The Salion case-study paper discusses the introduction of software product lines to a small startup organisation, creating a new product for a new market. This posts takes a quick look at it.
A big distinction is made between proactive and reactive approaches. Proactive being trying to cover all your bases up front, and reactive being only incorporating variability when it arises. Reactive is essentially agile for product lines.
Salion had one product to begin with, and this original product served as the core assets for the product line as a whole. They had, at the start, “a product line with one product.” So a lot of what would traditionally be domain engineering and big design up front was pretty taken care of by already having made one app for one customer. They used customisation and refactoring to find emerging abstractions as new customers came on board.
They also removed the idea of doing domain engineering and application engineering as two separate stages.
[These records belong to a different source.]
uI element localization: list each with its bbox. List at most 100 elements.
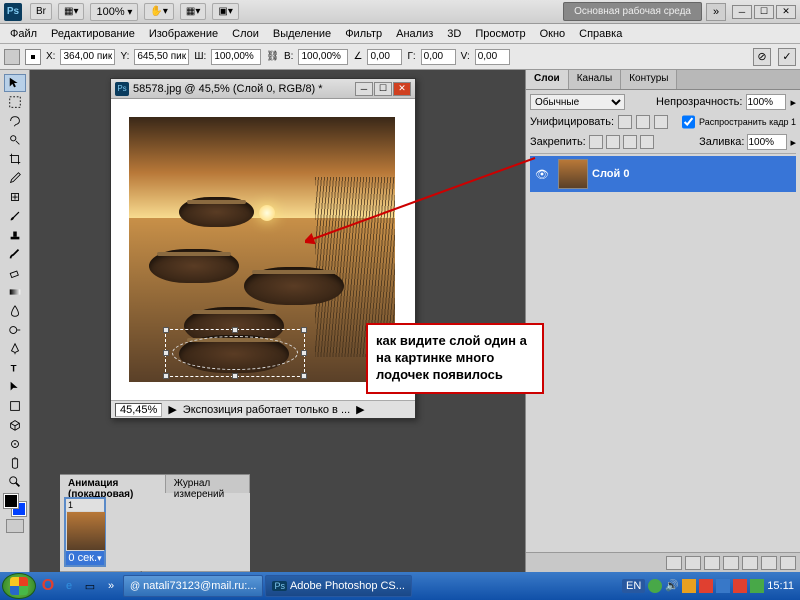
healing-tool[interactable] xyxy=(4,188,26,206)
close-button[interactable]: ✕ xyxy=(776,5,796,19)
view-extras-button[interactable]: ▦▾ xyxy=(58,3,84,20)
quick-mask-button[interactable] xyxy=(6,519,24,533)
layer-visibility-icon[interactable]: 👁 xyxy=(530,168,554,181)
transform-handle[interactable] xyxy=(301,327,307,333)
transform-handle[interactable] xyxy=(163,350,169,356)
menu-select[interactable]: Выделение xyxy=(267,26,337,42)
shape-tool[interactable] xyxy=(4,397,26,415)
layer-mask-icon[interactable] xyxy=(704,556,720,570)
transform-handle[interactable] xyxy=(163,327,169,333)
bridge-button[interactable]: Br xyxy=(30,3,52,20)
tray-network-icon[interactable] xyxy=(716,579,730,593)
transform-handle[interactable] xyxy=(232,327,238,333)
g-input[interactable] xyxy=(421,49,456,65)
opacity-input[interactable] xyxy=(746,94,786,110)
frame-delay[interactable]: 0 сек.▾ xyxy=(66,551,104,565)
menu-help[interactable]: Справка xyxy=(573,26,628,42)
angle-input[interactable] xyxy=(367,49,402,65)
tab-paths[interactable]: Контуры xyxy=(621,70,677,89)
type-tool[interactable]: T xyxy=(4,359,26,377)
transform-handle[interactable] xyxy=(163,373,169,379)
eyedropper-tool[interactable] xyxy=(4,169,26,187)
hand-tool-button[interactable]: ✋▾ xyxy=(144,3,173,20)
lasso-tool[interactable] xyxy=(4,112,26,130)
transform-handle[interactable] xyxy=(301,373,307,379)
tab-animation[interactable]: Анимация (покадровая) xyxy=(60,475,166,493)
zoom-tool[interactable] xyxy=(4,473,26,491)
quick-select-tool[interactable] xyxy=(4,131,26,149)
menu-filter[interactable]: Фильтр xyxy=(339,26,388,42)
unify-visibility-icon[interactable] xyxy=(636,115,650,129)
menu-image[interactable]: Изображение xyxy=(143,26,224,42)
arrange-docs-button[interactable]: ▦▾ xyxy=(180,3,206,20)
blend-mode-select[interactable]: Обычные xyxy=(530,94,625,110)
tray-icon[interactable] xyxy=(750,579,764,593)
doc-maximize-button[interactable]: ☐ xyxy=(374,82,392,96)
tray-volume-icon[interactable]: 🔊 xyxy=(665,579,679,593)
layer-name[interactable]: Слой 0 xyxy=(592,168,629,180)
layer-group-icon[interactable] xyxy=(742,556,758,570)
reference-point-icon[interactable] xyxy=(25,49,41,65)
tab-measurement-log[interactable]: Журнал измерений xyxy=(166,475,250,493)
cancel-transform-button[interactable]: ⊘ xyxy=(753,48,771,66)
history-brush-tool[interactable] xyxy=(4,245,26,263)
x-input[interactable] xyxy=(60,49,115,65)
eraser-tool[interactable] xyxy=(4,264,26,282)
blur-tool[interactable] xyxy=(4,302,26,320)
marquee-tool[interactable] xyxy=(4,93,26,111)
foreground-color[interactable] xyxy=(4,494,18,508)
v-input[interactable] xyxy=(475,49,510,65)
language-indicator[interactable]: EN xyxy=(622,579,645,593)
lock-all-icon[interactable] xyxy=(640,135,654,149)
stamp-tool[interactable] xyxy=(4,226,26,244)
w-input[interactable] xyxy=(211,49,261,65)
layer-thumbnail[interactable] xyxy=(558,159,588,189)
quick-launch-expand-icon[interactable]: » xyxy=(101,575,121,597)
delete-layer-icon[interactable] xyxy=(780,556,796,570)
new-layer-icon[interactable] xyxy=(761,556,777,570)
doc-zoom-value[interactable]: 45,45% xyxy=(115,403,162,417)
adjustment-layer-icon[interactable] xyxy=(723,556,739,570)
tab-channels[interactable]: Каналы xyxy=(569,70,622,89)
gradient-tool[interactable] xyxy=(4,283,26,301)
menu-3d[interactable]: 3D xyxy=(441,26,467,42)
tray-icon[interactable] xyxy=(648,579,662,593)
animation-frame[interactable]: 1 0 сек.▾ xyxy=(64,497,106,567)
tray-icon[interactable] xyxy=(699,579,713,593)
crop-tool[interactable] xyxy=(4,150,26,168)
dodge-tool[interactable] xyxy=(4,321,26,339)
opacity-dropdown-icon[interactable]: ▸ xyxy=(790,96,796,109)
taskbar-clock[interactable]: 15:11 xyxy=(767,580,794,592)
ie-icon[interactable]: e xyxy=(59,575,79,597)
lock-transparency-icon[interactable] xyxy=(589,135,603,149)
lock-position-icon[interactable] xyxy=(623,135,637,149)
fill-input[interactable] xyxy=(747,134,787,150)
layer-row[interactable]: 👁 Слой 0 xyxy=(530,156,796,192)
transform-handle[interactable] xyxy=(232,373,238,379)
h-input[interactable] xyxy=(298,49,348,65)
lock-pixels-icon[interactable] xyxy=(606,135,620,149)
menu-layers[interactable]: Слои xyxy=(226,26,265,42)
canvas[interactable] xyxy=(129,117,395,382)
menu-view[interactable]: Просмотр xyxy=(469,26,531,42)
screen-mode-button[interactable]: ▣▾ xyxy=(212,3,238,20)
doc-minimize-button[interactable]: ─ xyxy=(355,82,373,96)
fill-dropdown-icon[interactable]: ▸ xyxy=(790,136,796,149)
unify-style-icon[interactable] xyxy=(654,115,668,129)
minimize-button[interactable]: ─ xyxy=(732,5,752,19)
menu-edit[interactable]: Редактирование xyxy=(45,26,141,42)
propagate-frame-checkbox[interactable] xyxy=(682,114,695,130)
transform-handle[interactable] xyxy=(301,350,307,356)
link-wh-icon[interactable]: ⛓ xyxy=(266,51,279,62)
doc-status-arrow-icon[interactable]: ▶ xyxy=(168,403,176,416)
pen-tool[interactable] xyxy=(4,340,26,358)
document-titlebar[interactable]: Ps 58578.jpg @ 45,5% (Слой 0, RGB/8) * ─… xyxy=(111,79,415,99)
y-input[interactable] xyxy=(134,49,189,65)
link-layers-icon[interactable] xyxy=(666,556,682,570)
3d-camera-tool[interactable] xyxy=(4,435,26,453)
workspace-switcher[interactable]: Основная рабочая среда xyxy=(563,2,702,21)
show-desktop-icon[interactable]: ▭ xyxy=(80,575,100,597)
commit-transform-button[interactable]: ✓ xyxy=(778,48,796,66)
opera-icon[interactable]: O xyxy=(38,575,58,597)
maximize-button[interactable]: ☐ xyxy=(754,5,774,19)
It’s all just one thing, with a bunch of different products being pulled together from their core assets.
They say lessons learned were that a component based architecture and smart deployment strategy are useful. All products in the product line can always be automatically “manufactured”, or generated, from the evolving core asset base. This to me sounds similar to continuous delivery, just of multiple products based on different configurations.
Salion made the transition to a software product line approach in 2 person-months, and apparently has maintained 90-day time-to-market deployments for new customers. They made use of BigLever Gears software for their SPLE bits and pieces.
So in a nutshell
An agile approach to SPLE worked for these guys, who were a small startup at the time.